Ein hervorstechendes Beispiel stellt hier Ostfriesland dar: die ostfriesische Mentalität sieht sich verwandt mit den (friesischsprachigen!) Friesen im Norden Deutschlands und in den Niederlanden, weniger mit den Sachsen weiter im Osten. Die ehemals vorhandene ostfriesische Varietät des Friesischen ist aber bis auf eine kleine Sprachinsel im Saterland ausgestorben, und Friesisch spricht in Ostfriesland kaum jemand. Die verbreitete Regionalsprache ist ein stark vom friesischen Substrat und von niederländischen Einflüssen geprägter niederdeutscher Dialekt.

Wer also hier einem Ostfriesen zumuten wollte, er spräche „Sassisk“, der würde – denke ich einmal – nicht wirklich auf Gegenliebe treffen.

In Ostfriesland spricht man darum mit einem gewissen Stolz von der „Oostfreeske Taal“ – der ostfriesischen Sprache – und macht damit das nächste Faß auf.

Wissenschaftliche und umgangssprachliche Sprachbezeichnungen

Denn: als Bezeichnung der Regionalsprache des heutigen Ostfriesland mag „Oostfreeske Taal“ ja treffend sein, nur passt es so gar nicht zu einem ganz anderen Wortgebrauch im Bereich der Sprachwissenschaft. Dort sind nämlich Friesisch und Niederdeutsch zwei deutlich zu unterscheidende Sprachen, beide mit differenzierten Dialekten. Und da die „Oostfreeske Taal“ sehr eindeutig kein Friesisch ist, bleibt diese Bezeichnung umstritten, problematisch, jedenfalls nicht unbelastet, allgemein anerkannt und überall brauchbar.

Umgangssprachlich nennt man allerdings die „Oostfreeske Taal“ ganz überwiegend „Platt“ oder „Plattdeutsch“. Womit wir beim nächsten Problem wären.

Was ist eigentlich „Plattdeutsch“?

Der Ausdruck „Plattdeutsch“ wurde ursprünglich verwendet, um eine besonders klare und verständliche Ausdrucksweise eines Menschen zu charakterisieren.

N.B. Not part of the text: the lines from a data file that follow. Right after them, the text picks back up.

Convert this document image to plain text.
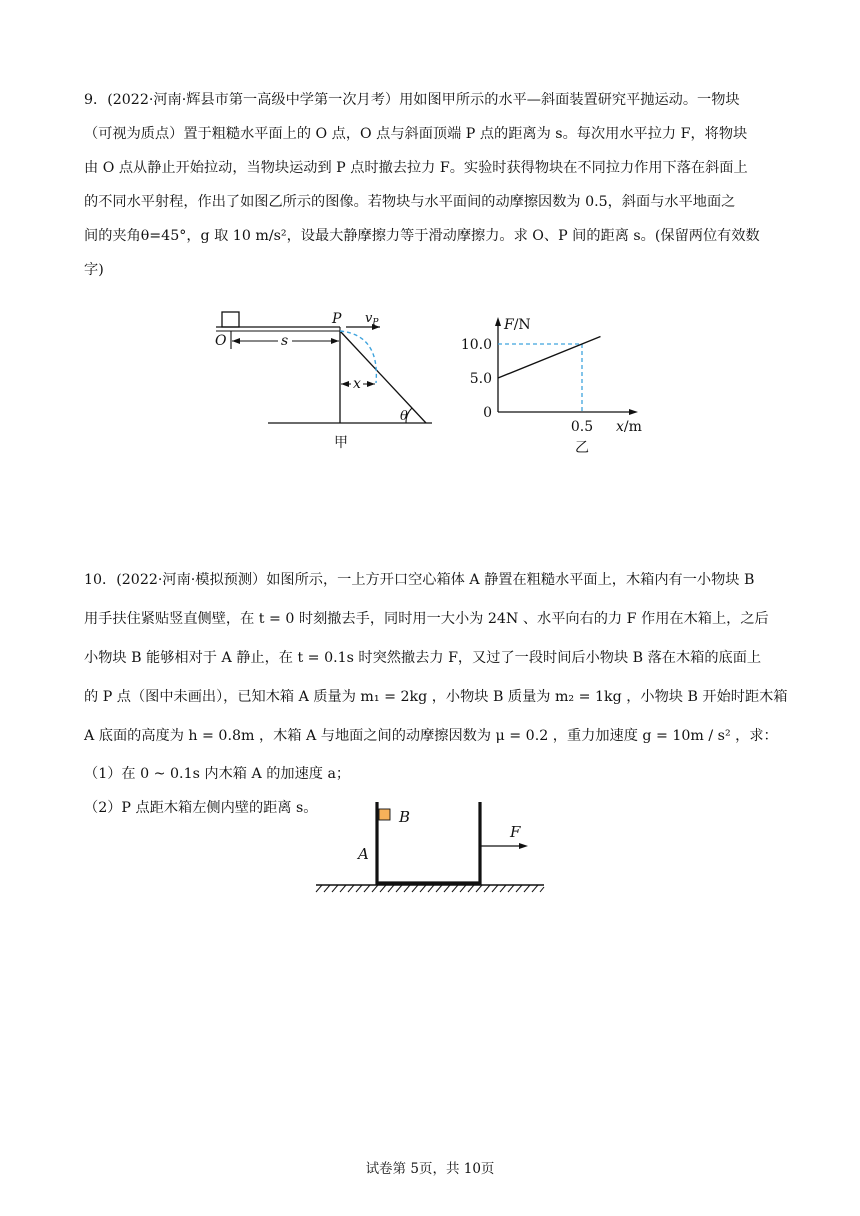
9．(2022·河南·辉县市第一高级中学第一次月考）用如图甲所示的水平—斜面装置研究平抛运动。一物块
（可视为质点）置于粗糙水平面上的 O 点，O 点与斜面顶端 P 点的距离为 s。每次用水平拉力 F，将物块
由 O 点从静止开始拉动，当物块运动到 P 点时撤去拉力 F。实验时获得物块在不同拉力作用下落在斜面上
的不同水平射程，作出了如图乙所示的图像。若物块与水平面间的动摩擦因数为 0.5，斜面与水平地面之
间的夹角θ=45°，g 取 10 m/s²，设最大静摩擦力等于滑动摩擦力。求 O、P 间的距离 s。(保留两位有效数
字)
O
P
s
$v_P$
x
θ
甲
F/N
x/m
10.0
5.0
0
0.5
乙
10．(2022·河南·模拟预测）如图所示，一上方开口空心箱体 A 静置在粗糙水平面上，木箱内有一小物块 B
用手扶住紧贴竖直侧壁，在 t = 0 时刻撤去手，同时用一大小为 24N 、水平向右的力 F 作用在木箱上，之后
小物块 B 能够相对于 A 静止，在 t = 0.1s 时突然撤去力 F，又过了一段时间后小物块 B 落在木箱的底面上
的 P 点（图中未画出），已知木箱 A 质量为 m₁ = 2kg ，小物块 B 质量为 m₂ = 1kg ，小物块 B 开始时距木箱
A 底面的高度为 h = 0.8m ，木箱 A 与地面之间的动摩擦因数为 μ = 0.2 ，重力加速度 g = 10m / s² ，求：
（1）在 0 ~ 0.1s 内木箱 A 的加速度 a；
（2）P 点距木箱左侧内壁的距离 s。
A
B
F
试卷第 5页，共 10页
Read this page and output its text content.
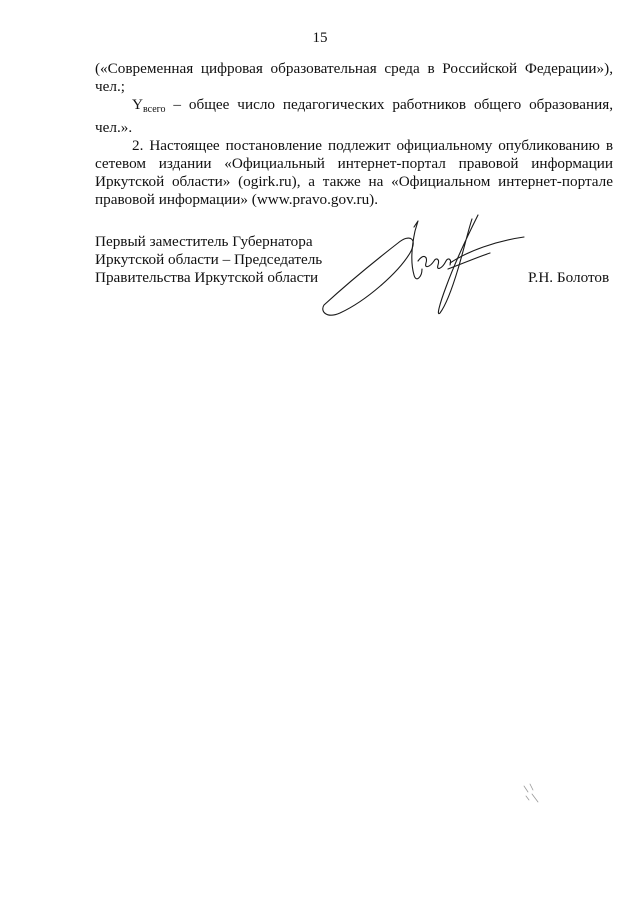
15

(«Современная цифровая образовательная среда в Российской Федерации»), чел.;

$Y_{всего}$ – общее число педагогических работников общего образования, чел.».

2. Настоящее постановление подлежит официальному опубликованию в сетевом издании «Официальный интернет-портал правовой информации Иркутской области» (ogirk.ru), а также на «Официальном интернет-портале правовой информации» (www.pravo.gov.ru).

Первый заместитель Губернатора
Иркутской области – Председатель
Правительства Иркутской области	Р.Н. Болотов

Der sprach dann „in goeden platten Duitse“. In diesem Sinne wird das Wort z.B. auch in Gebieten für den örtlichen Dialekt verwendet, die nicht zum niederdeutschen Sprachgebiet gehören.

Es gibt weitere Probleme mit diesem Ausdruck. So wurde er im Zuge der gezielten Unterdrückung des Niederdeutschen als eine Art „Kampfbegriff“ eingesetzt und mit der Auffassung verbunden, dass sich in dieser Sprache eben nur „Plattheiten“ – sprich Unkultiviertes, Bäurisches, einseitig Unterschichtorientiertes – sagen lasse. Die einseitig auf Unterhaltsames ausgelegte Verwendung des Niederdeutschen in der Öffentlichkeit – auch in der Selbstdarstellung ihrer Sprecher – nährte und nährt diese Auffassung mindestens unterschwellig.

„Die schlimmsten Feinde mancher Sprache sind ihre Sprecher“, las ich letztens (sinngemäß). So haben denn gerade auch wohlmeinende und dem Niederdeutschen sehr zugetane Menschen (der Sprache kundig oder nicht) häufig darauf hingewiesen, dass diese Sprache ja viele Dinge viel netter ausdrücken kann als das manchmal grobe Hochdeutsche. Das mag inhaltlich stimmen – aber charakterisiert das diese Sprache vollständig und treffend? Als Ergebnis bleibt eine ständige Notwendigkeit zu betonen, dass das Niederdeutsche auch für allerlei Ernsthaftigkeiten tauglich sei (ein Ausdruck des Liedermachers Wolfgang Rieck in dieser Sache, von ihm durch seine eigene Arbeit nachhaltig belegt).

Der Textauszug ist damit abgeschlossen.